Lab Notes

Is 3:1:1:1 the best barrier lipid ratio?

3:1:1:1 is touted as the "golden ratio" in barrier repair but is it actually the best ratio to use in skincare?

Reading Time: 13 minutes
Level: Intermediate

The Skin Barrier

Skin is considered the largest organ in the human body, and as such, it serves many roles in health and disease. As a primary function, the skin acts as a barrier against the external environment and keeps important molecules like water and electrolytes from escaping. The key player in these functions is the lipid barrier located at the uppermost layer of the skin known as the stratum corneum (SC). The SC is composed of several layers of corneocytes surrounded by lipids and is commonly known as the “brick and mortar” structure, with the corneocytes being bricks and the surrounding lipids being the mortar. Altogether, the SC acts as the first point of entry for foreign substances and cosmetic products (van Smeden & Bouwstra, 2016). The composition of the SC and its associated lipids is essential for maintaining healthy skin; therefore, cosmetic products should be carefully formulated to help maintain and restore a healthy skin barrier.

The 3:1:1:1 Ratio

The 3:1:1:1 ratio refers to a Ceramide-dominant molar mixture of Cholesterol, Essential Fatty acids (EFA) and Non-essential Fatty acids (NEFA). Individually, these lipids are vital for skin health, and disruption in any one of these components can result in structural abnormalities and impaired barrier function. It has been shown that a combination of all three lipids (ceramides, Cholesterol and fatty acids) is necessary for cosmetic formulations and barrier repair.
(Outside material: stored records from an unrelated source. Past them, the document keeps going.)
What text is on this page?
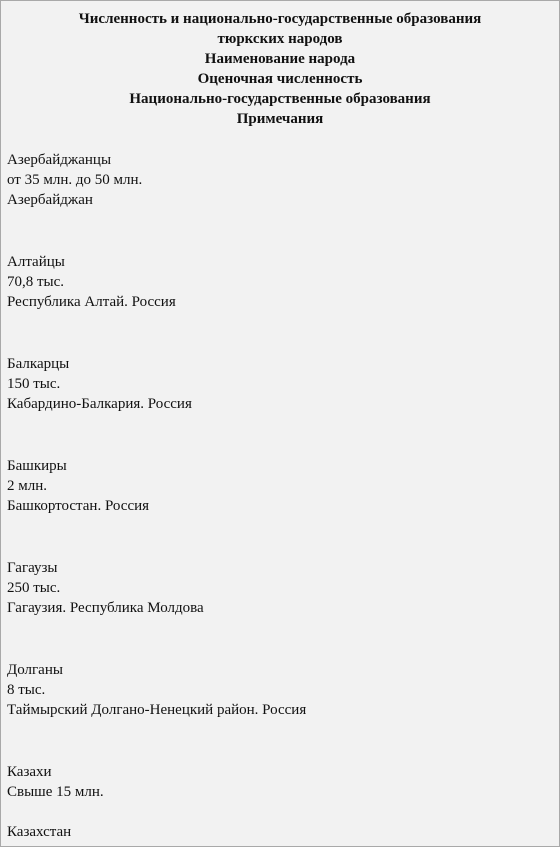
Численность и национально-государственные образования
тюркских народов
Наименование народа
Оценочная численность
Национально-государственные образования
Примечания
Азербайджанцы
от 35 млн. до 50 млн.
Азербайджан
Алтайцы
70,8 тыс.
Республика Алтай. Россия
Балкарцы
150 тыс.
Кабардино-Балкария. Россия
Башкиры
2 млн.
Башкортостан. Россия
Гагаузы
250 тыс.
Гагаузия. Республика Молдова
Долганы
8 тыс.
Таймырский Долгано-Ненецкий район. Россия
Казахи
Свыше 15 млн.
Казахстан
These studies determined that a 3:1:1:1 ratio helped improve and accelerate barrier recovery compared to other ratios (Man et al., 1993; Mao-Qiang et al., 1996; YANG et al., 1995).

Composition of the Barrier Lipid

The lipid matrix of the SC is dominated by three types of lipids, including 25% cholesterol, 15% free fatty acids, and 50% ceramides based on total lipid mass (Feingold, 2007). The details and importance of each lipid component are highlighted below.
  • Function of cholesterol in barrier repair. Cholesterol is responsible for the elasticity of the skin. It keeps the skin from breaking during freezing conditions and prevents it from melting in hot conditions. Its precursor, Cholesterol sulfate, plays a vital role in regulating desquamation (Bouwstra & Ponec, 2006). Its ratio with Cholesterol is crucial in balancing epidermal differentiation and permeability barrier homeostasis (Elias & Feingold, 2006). 
  • Function of fatty acids in barrier repair. Most common fatty acids in the SC are straight-chained with 22-24 carbon-chain lengths (“Biochemistry of Human Stratum Corneum Lipids,” 2006). Fatty acids have a diverse function in the skin, but their primary function is to help decrease trans-epidermal water loss by forming lamellar layers with Ceramides and Cholesterol. They also serve as antimicrobial molecules on the upper layers of the SC. Interestingly, they can function both in promoting and preventing inflammation. 
  • Function of ceramides in barrier repair. Ceramides are responsible for the formation and organization of the lipid barrier. They form the bulk majority of the barrier lipids. Read more about them here.

    Current understanding

    The topical application of Ceramides, Cholesterol, and Fatty acids was first investigated by Man et al. (1993) to determine the effect of incomplete and complete lipid mixtures on barrier recovery. In this study, lipid mixtures solubilized in propylene glycol were applied to the acetone-disrupted skin of hairless mice. Barrier recovery was assessed following the application of single lipid species, two-component and three-component lipid mixtures. Man et al. (1993) observed that only a complete mixture of Ceramides, Cholesterol, and free fatty acids in an equimolar ratio (1:1:1) facilitated normal barrier recovery. When single lipid species or two-component mixtures were applied, barrier recovery was inhibited. Fluorescence microscopy and ultrastructural analysis revealed that all three lipid components travel through the stratum corneum and are incorporated into the epidermis. However, single and incomplete mixtures resulted in abnormal lamellar bodies and a structurally imbalanced lipid matrix, whereas the complete lipid mixtures produced normal lamellar bodies and lipid bilayers.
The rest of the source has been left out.